Kentucky, in 1833, and subsequently practiced medicine at Maysville, Jerseyville, Jacksonville and Clay City. Dr. Pitner, who is a veteran of the ''Days of '49 and the oldest physician in Illinois, is now in his 100th year, but since his ninetieth year has given up his practice to become proprietor of a drug business. A faithful member of the Methodist church, he is deeply religious, and attributes his great age to a life of strict temperance. He was a personal friend of Abraham Lincoln, was for many years an active and influential Republican, and prior to and during the Civil war represented his district in the state legislature. Dr. Pitner was married to Miss Sarah Ridgeway, of Philadelphia, who died in 1888, and they had a family of six children, as follows: Rev. J. L., a Methodist Episcopal minister of Fresno, California; Charles, a well-known merchant of Clay City, Illinois; Rev. W. F., pastor of the Methodist Episcopal church of Trinidad, Colorado; Mrs. Lenora Huntley, whose husband is in the wholesale hardware business in Waterloo, Iowa; Dr. Homer W.; and James, who is deceased.
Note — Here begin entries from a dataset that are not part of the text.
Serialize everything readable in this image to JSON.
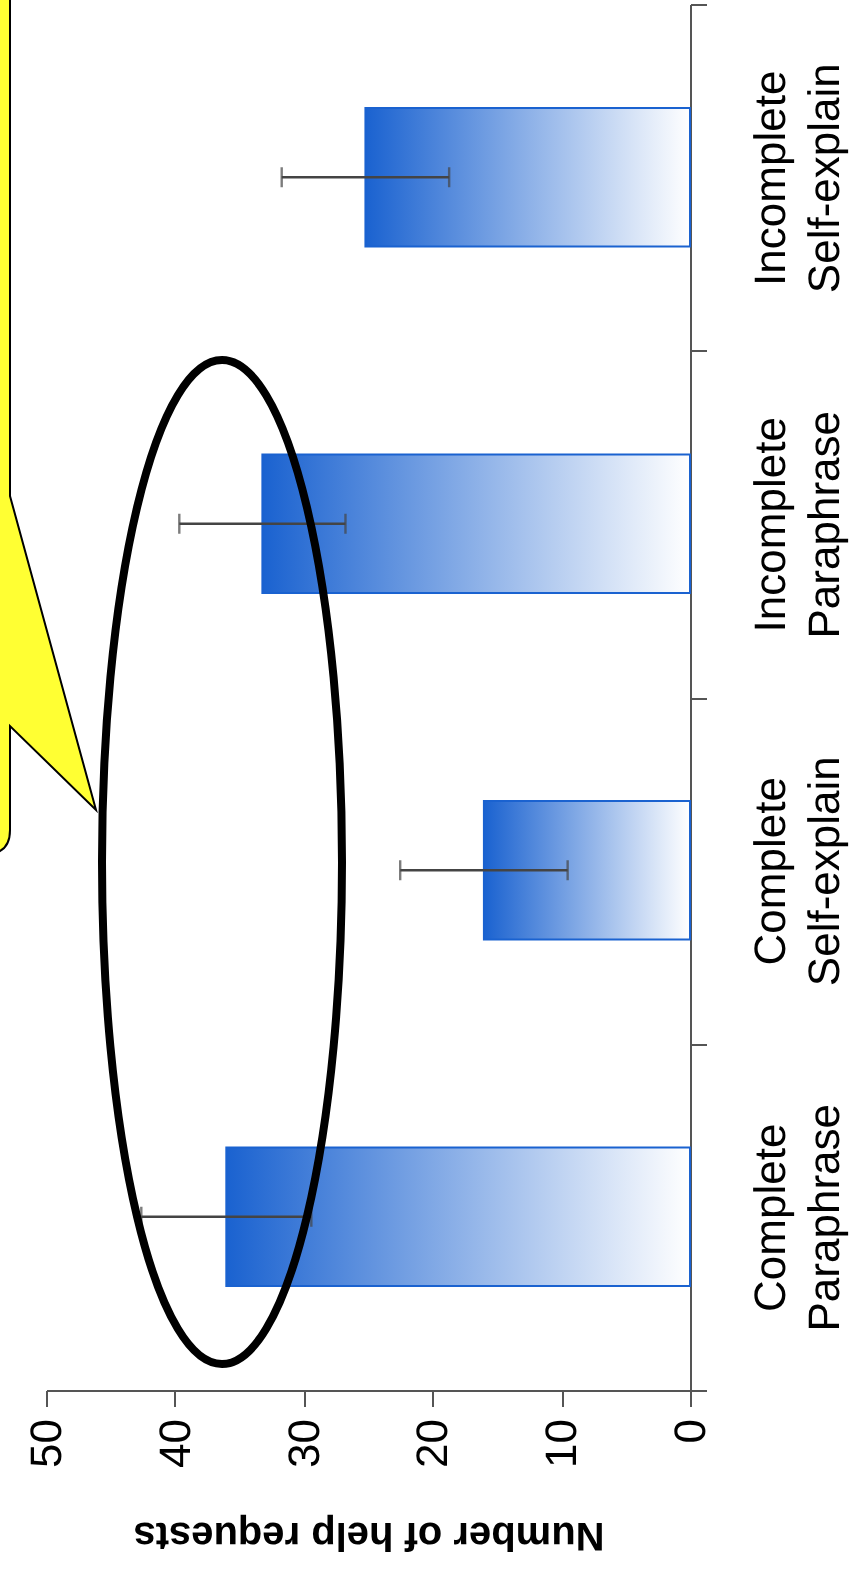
{
  "chart_data": {
    "type": "bar",
    "orientation": "horizontal",
    "categories": [
      "Incomplete Self-explain",
      "Incomplete Paraphrase",
      "Complete Self-explain",
      "Complete Paraphrase"
    ],
    "values": [
      25.2,
      33.2,
      16,
      36
    ],
    "errors": [
      6.5,
      6.45,
      6.5,
      6.6
    ],
    "color": "#1a62d0",
    "xlabel": "Number of help requests",
    "xlim": [
      50,
      0
    ],
    "xticks": [
      0,
      10,
      20,
      30,
      40,
      50
    ],
    "grid": false
  }
}
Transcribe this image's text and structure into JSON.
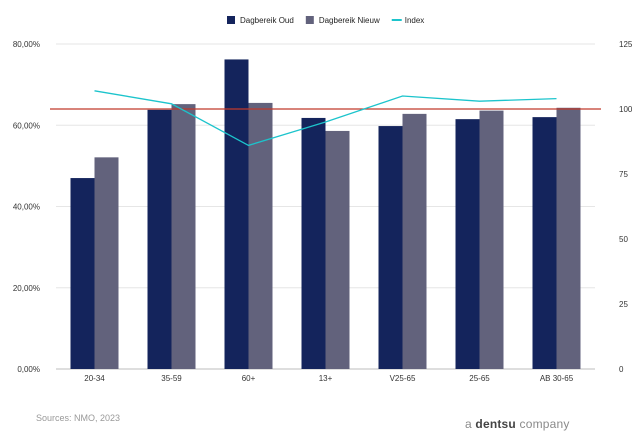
{
  "chart_data": {
    "type": "bar",
    "categories": [
      "20-34",
      "35-59",
      "60+",
      "13+",
      "V25-65",
      "25-65",
      "AB 30-65"
    ],
    "series": [
      {
        "name": "Dagbereik Oud",
        "type": "bar",
        "axis": "left",
        "color": "#14245c",
        "values": [
          47.0,
          63.8,
          76.2,
          61.8,
          59.8,
          61.5,
          62.0
        ]
      },
      {
        "name": "Dagbereik Nieuw",
        "type": "bar",
        "axis": "left",
        "color": "#62627c",
        "values": [
          52.1,
          65.2,
          65.5,
          58.6,
          62.8,
          63.6,
          64.3
        ]
      },
      {
        "name": "Index",
        "type": "line",
        "axis": "right",
        "color": "#1cc4cc",
        "values": [
          107,
          102,
          86,
          95,
          105,
          103,
          104
        ]
      }
    ],
    "reference_line": {
      "axis": "right",
      "value": 100,
      "color": "#c0392b"
    },
    "left_axis": {
      "ylim": [
        0,
        80
      ],
      "ticks": [
        "0,00%",
        "20,00%",
        "40,00%",
        "60,00%",
        "80,00%"
      ]
    },
    "right_axis": {
      "ylim": [
        0,
        125
      ],
      "ticks": [
        "0",
        "25",
        "50",
        "75",
        "100",
        "125"
      ]
    },
    "legend": "top-center",
    "grid": true
  },
  "footer": {
    "source": "Sources: NMO, 2023",
    "brand_prefix": "a",
    "brand_name": "dentsu",
    "brand_suffix": "company"
  }
}
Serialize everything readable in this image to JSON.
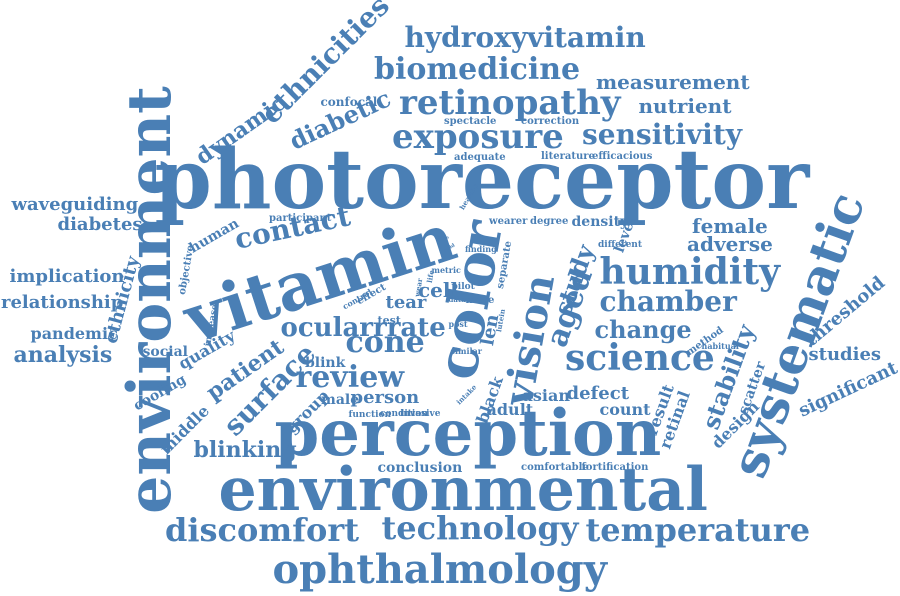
{
  "word_color": "#4a7fb5",
  "words": [
    {
      "text": "photoreceptor",
      "rot": 0
    },
    {
      "text": "perception",
      "rot": 0
    },
    {
      "text": "environmental",
      "rot": 0
    },
    {
      "text": "vitamin",
      "rot": -18
    },
    {
      "text": "environment",
      "rot": -90
    },
    {
      "text": "color",
      "rot": -80
    },
    {
      "text": "systematic",
      "rot": -70
    },
    {
      "text": "ophthalmology",
      "rot": 0
    },
    {
      "text": "exposure",
      "rot": 0
    },
    {
      "text": "retinopathy",
      "rot": 0
    },
    {
      "text": "biomedicine",
      "rot": 0
    },
    {
      "text": "hydroxyvitamin",
      "rot": 0
    },
    {
      "text": "technology",
      "rot": 0
    },
    {
      "text": "temperature",
      "rot": 0
    },
    {
      "text": "discomfort",
      "rot": 0
    },
    {
      "text": "science",
      "rot": 0
    },
    {
      "text": "humidity",
      "rot": 0
    },
    {
      "text": "vision",
      "rot": -80
    },
    {
      "text": "contact",
      "rot": -12
    },
    {
      "text": "sensitivity",
      "rot": 0
    },
    {
      "text": "ocularrrate",
      "rot": 0
    },
    {
      "text": "chamber",
      "rot": 0
    },
    {
      "text": "review",
      "rot": 0
    },
    {
      "text": "cone",
      "rot": 0
    },
    {
      "text": "ethnicities",
      "rot": -45
    },
    {
      "text": "diabetic",
      "rot": -25
    },
    {
      "text": "dynamic",
      "rot": -35
    },
    {
      "text": "change",
      "rot": 0
    },
    {
      "text": "aged",
      "rot": -70
    },
    {
      "text": "study",
      "rot": -70
    },
    {
      "text": "surface",
      "rot": -45
    },
    {
      "text": "patient",
      "rot": -35
    },
    {
      "text": "blinking",
      "rot": 0
    },
    {
      "text": "measurement",
      "rot": 0
    },
    {
      "text": "nutrient",
      "rot": 0
    },
    {
      "text": "female",
      "rot": 0
    },
    {
      "text": "adverse",
      "rot": 0
    },
    {
      "text": "waveguiding",
      "rot": 0
    },
    {
      "text": "diabetes",
      "rot": 0
    },
    {
      "text": "implication",
      "rot": 0
    },
    {
      "text": "relationship",
      "rot": 0
    },
    {
      "text": "pandemic",
      "rot": 0
    },
    {
      "text": "analysis",
      "rot": 0
    },
    {
      "text": "ethnicity",
      "rot": -75
    },
    {
      "text": "stability",
      "rot": -70
    },
    {
      "text": "threshold",
      "rot": -40
    },
    {
      "text": "studies",
      "rot": 0
    },
    {
      "text": "significant",
      "rot": -25
    },
    {
      "text": "conclusion",
      "rot": 0
    },
    {
      "text": "person",
      "rot": 0
    },
    {
      "text": "defect",
      "rot": 0
    },
    {
      "text": "human",
      "rot": -30
    },
    {
      "text": "quality",
      "rot": -30
    },
    {
      "text": "middle",
      "rot": -45
    },
    {
      "text": "group",
      "rot": -45
    },
    {
      "text": "design",
      "rot": -45
    },
    {
      "text": "retinal",
      "rot": -70
    },
    {
      "text": "result",
      "rot": -70
    },
    {
      "text": "count",
      "rot": 0
    },
    {
      "text": "asian",
      "rot": 0
    },
    {
      "text": "adult",
      "rot": 0
    },
    {
      "text": "black",
      "rot": -70
    },
    {
      "text": "len",
      "rot": -80
    },
    {
      "text": "cell",
      "rot": 0
    },
    {
      "text": "tear",
      "rot": 0
    },
    {
      "text": "social",
      "rot": 0
    },
    {
      "text": "cooling",
      "rot": -30
    },
    {
      "text": "blink",
      "rot": 0
    },
    {
      "text": "male",
      "rot": 0
    },
    {
      "text": "density",
      "rot": 0
    },
    {
      "text": "level",
      "rot": -70
    },
    {
      "text": "confocal",
      "rot": 0
    },
    {
      "text": "spectacle",
      "rot": 0
    },
    {
      "text": "correction",
      "rot": 0
    },
    {
      "text": "adequate",
      "rot": 0
    },
    {
      "text": "literature",
      "rot": 0
    },
    {
      "text": "efficacious",
      "rot": 0
    },
    {
      "text": "participant",
      "rot": 0
    },
    {
      "text": "wearer",
      "rot": 0
    },
    {
      "text": "degree",
      "rot": 0
    },
    {
      "text": "different",
      "rot": 0
    },
    {
      "text": "objective",
      "rot": -80
    },
    {
      "text": "increase",
      "rot": -80
    },
    {
      "text": "control",
      "rot": -30
    },
    {
      "text": "effect",
      "rot": -30
    },
    {
      "text": "test",
      "rot": 0
    },
    {
      "text": "condition",
      "rot": 0
    },
    {
      "text": "pilot",
      "rot": 0
    },
    {
      "text": "finding",
      "rot": 0
    },
    {
      "text": "metric",
      "rot": 0
    },
    {
      "text": "more",
      "rot": 0
    },
    {
      "text": "data",
      "rot": 0
    },
    {
      "text": "separate",
      "rot": -80
    },
    {
      "text": "post",
      "rot": 0
    },
    {
      "text": "similar",
      "rot": 0
    },
    {
      "text": "habitual",
      "rot": 0
    },
    {
      "text": "method",
      "rot": -35
    },
    {
      "text": "scatter",
      "rot": -70
    },
    {
      "text": "function",
      "rot": 0
    },
    {
      "text": "invasive",
      "rot": 0
    },
    {
      "text": "intake",
      "rot": -45
    },
    {
      "text": "comfortable",
      "rot": 0
    },
    {
      "text": "fortification",
      "rot": 0
    },
    {
      "text": "healthy",
      "rot": -60
    },
    {
      "text": "life",
      "rot": -80
    },
    {
      "text": "wear",
      "rot": -80
    },
    {
      "text": "type",
      "rot": 0
    },
    {
      "text": "acid",
      "rot": -30
    },
    {
      "text": "lutein",
      "rot": -80
    }
  ]
}
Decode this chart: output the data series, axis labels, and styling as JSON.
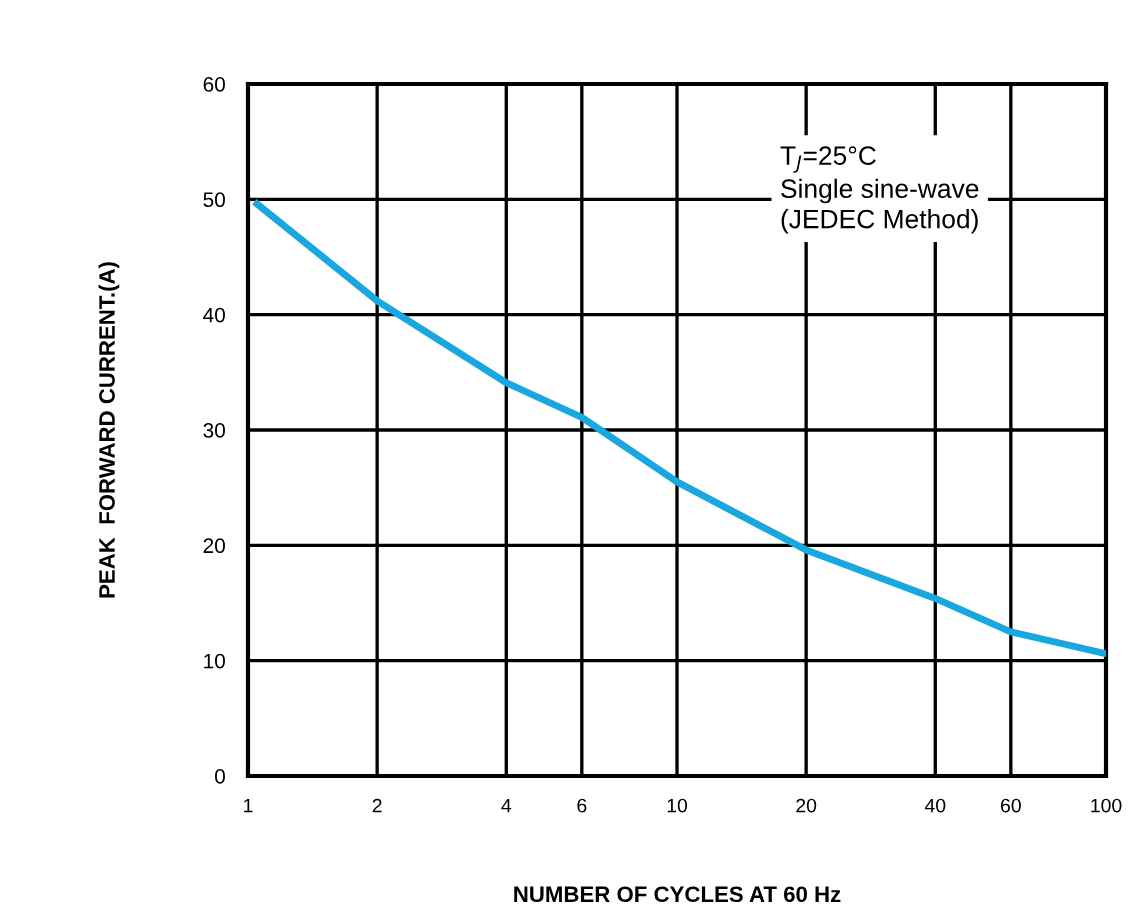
{
  "chart_data": {
    "type": "line",
    "xlabel": "NUMBER OF CYCLES AT 60 Hz",
    "ylabel": "PEAK  FORWARD CURRENT.(A)",
    "annotations": [
      "T$_{J}$=25°C\nSingle sine-wave\n(JEDEC Method)"
    ],
    "series": [
      {
        "color": "#1aa7e0",
        "x": [
          1.05,
          2,
          4,
          6,
          10,
          20,
          40,
          60,
          100
        ],
        "values": [
          49.6,
          41.2,
          34.1,
          31.1,
          25.5,
          19.6,
          15.4,
          12.5,
          10.6
        ]
      }
    ],
    "log": "x",
    "xlim": [
      1,
      100
    ],
    "xticks": [
      1,
      2,
      4,
      6,
      10,
      20,
      40,
      60,
      100
    ],
    "ylim": [
      0,
      60
    ],
    "yticks": [
      0,
      10,
      20,
      30,
      40,
      50,
      60
    ],
    "grid": true,
    "marker": "none",
    "line_style": "solid"
  }
}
After completing the prescribed course in the public schools of his native place Homer W. Pitner entered Cincinnati University, and was graduated from the literary department in 1882. He then took up the study of dentistry in the dental department of Ohio University, graduating in 1884, and subsequently spent a short time in practice in Clay City. On March 9, 1884, he came to Fairfield, believing that this community offered superior advantages to a progressive young professional man, and he has had no reason to regret his choice, for he has established a most satisfactory professional business, his careful and skillful work having given him a high reputation. From 1897 to 1902 he served as a member of the Illinois State Board of Dental Examiners, and during this time served as president of the body, being fearless and honest in the discharge of his duties. He is a member of the Southern Illinois State and Tn-State Dental Associations, and takes a decided interest in fraternal work as a member of the Masons, the Odd Fellows, the Red Men, the Elks, the Modern Woodmen and the Tribe of Ben Hun. The doctor enjoys marked popularity and esteem in professional, fraternal and social circles and is recognized as an able and progressive business man, energetic and public spirited. In political matters he is a Republican, and after serving as alderman was elected mayor of Fairfield in 1909 by the largest majority ever given a candidate for that office. He served until April, 1911, giving the city an efficient and business-like administration, during which many needed reforms were brought about. It is recognized by his confreres in the profession that he possesses the essential attributes of thorough mastery of the principles of the dental science and a delicacy and accuracy of mechanical skill, and also that he has a high regard for the ethics of the profession.

In 1887 Dr. Pitner was married to Miss Ida E. Davis, daughter of William Davis, of Clay City, and they have three children: Mrs. Willena Swan, who has one son, Maxwell; Harry L., a graduate of Fairfield high school; and Helen who is a student in that institution. The family is identified with the Methodist Episcopal church.